Edie was owned by at least three different slavemasters during her lifetime, and she was sold to her last master, Thomas Salsbury, to settle a debt. Thomas drafted a will in 1844 freeing Edie and the rest of his 20 or so slaves, upon his death and the death of his wife, and leaving them all of the 500-plus acres of land that he owned. But in 1850 Kentucky amended its state constitution to require all emancipated slaves to leave the state in order to be free—they had to go in exile—they even made it a felony for them to remain or to ever return to the state.
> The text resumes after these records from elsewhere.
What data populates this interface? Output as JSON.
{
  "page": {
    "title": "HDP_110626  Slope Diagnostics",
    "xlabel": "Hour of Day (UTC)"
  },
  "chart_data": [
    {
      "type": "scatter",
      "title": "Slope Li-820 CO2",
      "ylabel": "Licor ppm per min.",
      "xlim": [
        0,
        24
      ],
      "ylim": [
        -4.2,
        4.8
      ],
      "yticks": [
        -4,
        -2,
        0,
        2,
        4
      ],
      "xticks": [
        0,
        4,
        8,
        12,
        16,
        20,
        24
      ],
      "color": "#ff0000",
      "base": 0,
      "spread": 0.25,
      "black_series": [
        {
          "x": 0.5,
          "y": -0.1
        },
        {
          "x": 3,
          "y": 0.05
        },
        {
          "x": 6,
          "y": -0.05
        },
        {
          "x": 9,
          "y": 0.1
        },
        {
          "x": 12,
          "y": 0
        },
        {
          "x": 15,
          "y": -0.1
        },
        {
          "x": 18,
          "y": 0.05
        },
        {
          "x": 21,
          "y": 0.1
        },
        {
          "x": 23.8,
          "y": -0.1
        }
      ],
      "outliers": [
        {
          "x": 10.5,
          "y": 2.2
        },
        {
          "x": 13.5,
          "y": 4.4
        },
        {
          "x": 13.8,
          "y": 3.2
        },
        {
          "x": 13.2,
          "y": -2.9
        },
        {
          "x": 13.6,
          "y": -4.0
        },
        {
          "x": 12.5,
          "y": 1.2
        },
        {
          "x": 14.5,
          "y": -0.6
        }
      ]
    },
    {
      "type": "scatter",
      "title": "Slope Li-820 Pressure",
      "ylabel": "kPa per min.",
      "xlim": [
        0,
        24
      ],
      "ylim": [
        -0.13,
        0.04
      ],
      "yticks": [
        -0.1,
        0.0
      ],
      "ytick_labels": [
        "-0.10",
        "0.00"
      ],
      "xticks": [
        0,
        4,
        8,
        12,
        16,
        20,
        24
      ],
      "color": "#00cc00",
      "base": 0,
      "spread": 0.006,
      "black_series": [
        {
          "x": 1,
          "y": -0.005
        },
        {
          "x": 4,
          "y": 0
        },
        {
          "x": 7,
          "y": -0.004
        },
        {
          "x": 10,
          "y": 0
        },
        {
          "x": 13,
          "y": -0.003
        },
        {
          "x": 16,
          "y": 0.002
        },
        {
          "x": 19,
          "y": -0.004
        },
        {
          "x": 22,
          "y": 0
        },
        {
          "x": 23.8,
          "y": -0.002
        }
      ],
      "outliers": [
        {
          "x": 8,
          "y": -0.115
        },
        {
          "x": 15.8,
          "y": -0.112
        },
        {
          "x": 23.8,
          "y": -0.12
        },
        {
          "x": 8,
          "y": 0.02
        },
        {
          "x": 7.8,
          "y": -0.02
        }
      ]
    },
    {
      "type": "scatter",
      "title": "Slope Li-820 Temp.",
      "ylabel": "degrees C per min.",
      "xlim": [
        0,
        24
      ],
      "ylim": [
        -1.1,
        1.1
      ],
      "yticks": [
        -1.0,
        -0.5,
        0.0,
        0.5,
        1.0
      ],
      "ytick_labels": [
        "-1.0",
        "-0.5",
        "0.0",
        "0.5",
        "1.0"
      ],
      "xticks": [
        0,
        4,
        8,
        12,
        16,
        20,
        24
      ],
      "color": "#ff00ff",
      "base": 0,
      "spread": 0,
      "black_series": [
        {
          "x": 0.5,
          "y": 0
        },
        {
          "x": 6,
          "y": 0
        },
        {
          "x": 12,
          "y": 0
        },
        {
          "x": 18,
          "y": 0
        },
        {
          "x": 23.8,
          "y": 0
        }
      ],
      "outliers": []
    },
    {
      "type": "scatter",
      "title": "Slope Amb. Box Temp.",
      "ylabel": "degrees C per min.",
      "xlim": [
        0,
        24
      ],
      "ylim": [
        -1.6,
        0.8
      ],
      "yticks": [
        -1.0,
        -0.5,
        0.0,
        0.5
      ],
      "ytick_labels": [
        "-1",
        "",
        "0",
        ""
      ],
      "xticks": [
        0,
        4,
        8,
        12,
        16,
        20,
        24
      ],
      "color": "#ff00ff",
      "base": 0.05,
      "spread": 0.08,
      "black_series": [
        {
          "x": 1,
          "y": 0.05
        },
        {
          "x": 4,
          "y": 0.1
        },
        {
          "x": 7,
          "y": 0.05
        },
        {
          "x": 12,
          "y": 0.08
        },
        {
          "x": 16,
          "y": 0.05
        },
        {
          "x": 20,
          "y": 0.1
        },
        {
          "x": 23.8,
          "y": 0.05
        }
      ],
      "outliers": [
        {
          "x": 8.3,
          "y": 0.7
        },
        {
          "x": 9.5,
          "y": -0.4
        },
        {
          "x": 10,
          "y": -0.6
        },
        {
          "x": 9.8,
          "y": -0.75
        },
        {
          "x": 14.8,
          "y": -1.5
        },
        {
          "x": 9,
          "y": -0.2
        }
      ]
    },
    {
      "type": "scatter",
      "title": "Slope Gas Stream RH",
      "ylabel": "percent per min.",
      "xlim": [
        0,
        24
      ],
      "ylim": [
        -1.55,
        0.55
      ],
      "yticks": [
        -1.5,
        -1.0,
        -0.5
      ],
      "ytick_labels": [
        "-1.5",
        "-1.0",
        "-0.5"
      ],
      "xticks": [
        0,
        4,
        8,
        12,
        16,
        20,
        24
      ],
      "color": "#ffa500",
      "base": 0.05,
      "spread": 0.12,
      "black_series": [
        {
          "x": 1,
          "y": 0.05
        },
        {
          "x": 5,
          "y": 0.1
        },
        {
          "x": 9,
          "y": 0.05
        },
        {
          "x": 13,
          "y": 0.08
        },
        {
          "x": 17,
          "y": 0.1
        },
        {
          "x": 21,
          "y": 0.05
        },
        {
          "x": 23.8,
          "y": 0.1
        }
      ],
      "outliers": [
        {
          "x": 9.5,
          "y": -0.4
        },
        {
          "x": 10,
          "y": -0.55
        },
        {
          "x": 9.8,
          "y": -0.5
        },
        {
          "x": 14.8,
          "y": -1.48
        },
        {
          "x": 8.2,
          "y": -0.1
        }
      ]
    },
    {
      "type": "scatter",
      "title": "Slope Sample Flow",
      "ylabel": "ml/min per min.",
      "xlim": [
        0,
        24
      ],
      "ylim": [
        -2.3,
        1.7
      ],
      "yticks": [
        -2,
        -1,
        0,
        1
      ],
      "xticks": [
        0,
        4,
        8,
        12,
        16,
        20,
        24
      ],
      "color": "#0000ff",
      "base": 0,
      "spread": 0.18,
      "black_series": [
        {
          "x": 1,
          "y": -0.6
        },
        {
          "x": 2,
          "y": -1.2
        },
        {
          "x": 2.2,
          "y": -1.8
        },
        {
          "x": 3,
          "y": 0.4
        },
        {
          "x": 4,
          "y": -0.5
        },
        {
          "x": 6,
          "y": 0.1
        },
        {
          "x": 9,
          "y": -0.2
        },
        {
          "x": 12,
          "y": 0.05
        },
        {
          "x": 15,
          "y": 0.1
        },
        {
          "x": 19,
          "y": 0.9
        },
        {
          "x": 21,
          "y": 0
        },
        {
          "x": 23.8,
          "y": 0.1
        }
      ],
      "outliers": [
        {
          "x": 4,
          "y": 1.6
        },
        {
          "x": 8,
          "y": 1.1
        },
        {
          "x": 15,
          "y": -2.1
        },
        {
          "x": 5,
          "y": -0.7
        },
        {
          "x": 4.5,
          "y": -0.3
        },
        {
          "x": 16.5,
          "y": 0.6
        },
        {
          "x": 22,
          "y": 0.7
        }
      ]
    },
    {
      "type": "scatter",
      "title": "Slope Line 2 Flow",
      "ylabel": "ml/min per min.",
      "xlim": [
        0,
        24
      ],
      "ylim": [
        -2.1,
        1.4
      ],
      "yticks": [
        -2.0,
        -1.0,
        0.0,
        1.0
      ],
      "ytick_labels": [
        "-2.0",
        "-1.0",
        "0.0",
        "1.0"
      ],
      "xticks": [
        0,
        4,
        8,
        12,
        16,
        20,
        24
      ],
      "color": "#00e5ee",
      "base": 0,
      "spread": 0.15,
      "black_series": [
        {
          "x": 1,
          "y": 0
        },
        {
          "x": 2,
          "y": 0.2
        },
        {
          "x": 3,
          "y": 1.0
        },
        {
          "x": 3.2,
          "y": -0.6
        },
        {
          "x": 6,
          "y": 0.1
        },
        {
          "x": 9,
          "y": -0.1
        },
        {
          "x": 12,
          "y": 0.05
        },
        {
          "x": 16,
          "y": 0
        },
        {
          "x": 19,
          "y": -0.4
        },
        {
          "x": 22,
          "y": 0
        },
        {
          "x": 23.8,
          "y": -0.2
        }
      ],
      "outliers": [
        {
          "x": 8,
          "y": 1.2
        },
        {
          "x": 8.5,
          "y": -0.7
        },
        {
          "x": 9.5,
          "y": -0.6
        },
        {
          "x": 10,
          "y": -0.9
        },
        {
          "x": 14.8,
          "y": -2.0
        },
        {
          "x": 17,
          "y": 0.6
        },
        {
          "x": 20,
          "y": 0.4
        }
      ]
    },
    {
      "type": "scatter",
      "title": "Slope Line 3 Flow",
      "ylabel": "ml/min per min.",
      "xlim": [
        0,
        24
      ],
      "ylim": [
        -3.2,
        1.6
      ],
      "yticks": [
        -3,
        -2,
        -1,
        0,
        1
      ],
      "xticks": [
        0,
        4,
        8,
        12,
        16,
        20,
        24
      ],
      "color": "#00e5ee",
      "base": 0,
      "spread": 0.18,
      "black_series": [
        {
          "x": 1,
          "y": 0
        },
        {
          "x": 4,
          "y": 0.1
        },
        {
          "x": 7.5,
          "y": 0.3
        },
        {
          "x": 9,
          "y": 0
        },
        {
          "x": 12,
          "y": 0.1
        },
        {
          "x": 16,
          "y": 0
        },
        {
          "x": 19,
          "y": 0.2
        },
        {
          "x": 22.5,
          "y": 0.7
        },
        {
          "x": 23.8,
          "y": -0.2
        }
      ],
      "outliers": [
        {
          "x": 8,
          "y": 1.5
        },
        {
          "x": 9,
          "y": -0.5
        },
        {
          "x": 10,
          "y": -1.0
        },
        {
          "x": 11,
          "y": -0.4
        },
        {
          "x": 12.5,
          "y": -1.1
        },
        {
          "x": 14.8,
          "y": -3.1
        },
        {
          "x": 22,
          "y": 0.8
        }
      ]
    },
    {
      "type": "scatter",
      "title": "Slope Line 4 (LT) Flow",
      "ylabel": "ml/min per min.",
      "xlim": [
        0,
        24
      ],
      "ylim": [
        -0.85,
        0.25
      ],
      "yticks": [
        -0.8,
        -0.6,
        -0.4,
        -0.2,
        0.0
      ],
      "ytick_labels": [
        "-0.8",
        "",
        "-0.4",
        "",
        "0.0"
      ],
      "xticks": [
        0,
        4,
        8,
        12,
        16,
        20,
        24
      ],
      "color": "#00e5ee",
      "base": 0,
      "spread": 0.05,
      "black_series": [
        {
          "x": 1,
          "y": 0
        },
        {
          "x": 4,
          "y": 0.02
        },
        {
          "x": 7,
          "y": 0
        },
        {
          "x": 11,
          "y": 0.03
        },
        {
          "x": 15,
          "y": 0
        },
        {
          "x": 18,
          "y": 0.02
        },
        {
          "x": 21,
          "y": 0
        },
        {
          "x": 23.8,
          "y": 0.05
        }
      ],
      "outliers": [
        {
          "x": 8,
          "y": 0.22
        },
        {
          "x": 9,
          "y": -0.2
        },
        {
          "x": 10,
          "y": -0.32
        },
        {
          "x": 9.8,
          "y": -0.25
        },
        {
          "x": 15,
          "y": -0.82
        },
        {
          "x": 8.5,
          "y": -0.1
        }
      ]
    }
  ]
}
So when Thomas Salsbury’s wife died in 1860, Edie filed suit to demand the right to remain in Kentucky, to inherit her fair share of that land, and for the freedom of herself and her 12 children. She argued that Kentucky’s constitutional amendments should not apply to her, her children and the others, because their former master, Thomas Salsbury, drafted his will before that state constitution was amended. When Edie filed her suit in 1860, the federal courts were closed off to her, because the Supreme Court had ruled three years earlier in the Dred Scott case that Blacks had no standing to sue in the federal courts because only citizens could avail themselves in that court and Black people were not citizens and could never be citizens, or even “persons,” within the meaning of the original U.S. Constitution. So in 1860, Edie filed her lawsuit in the only forum open to her, Muhlenberg County Circuit Court; and in 1862, in the midst of the Civil War, she won! The court decreed that Thomas Salsbury intended that Edie and the others would be free and be able to remain in Kentucky, and that because he expressed his intent prior to the amendment of the Kentucky Constitution, his intent should govern.
Edie and her children, who included my great-great-great-grandfather, inherited more freedom from the original intent of the words of Thomas Salsbury than from the original intent of the words of Thomas Jefferson. I am here today due to the grit of Edie. I am here because she had the determination to seek justice, despite all of the injustice that surrounded her. I am here because of the perseverance of Nancy, who endured a pregnancy and brought forth a son, despite the absolute despair she must have felt about his future while in the bowels of that slave ship. I am here because of the sacrifices my mother made to help me get the best education I could possibly obtain. I am here because of the many people who envisioned that liberty, justice, and equality should have their full meanings, consistent with the broad context of the Constitution, rather than the cramped definition of persons whose understanding of those concepts was corrupted, at least in part, by their inhumanity and bias.
Me standing here today, particularly as a judge on one of the most important courts in this country, and appointed by a Black president of the United States, is literally “the substance of things hoped for, the evidence of things not seen.”
Keep the faith, always keep the faith. God bless you.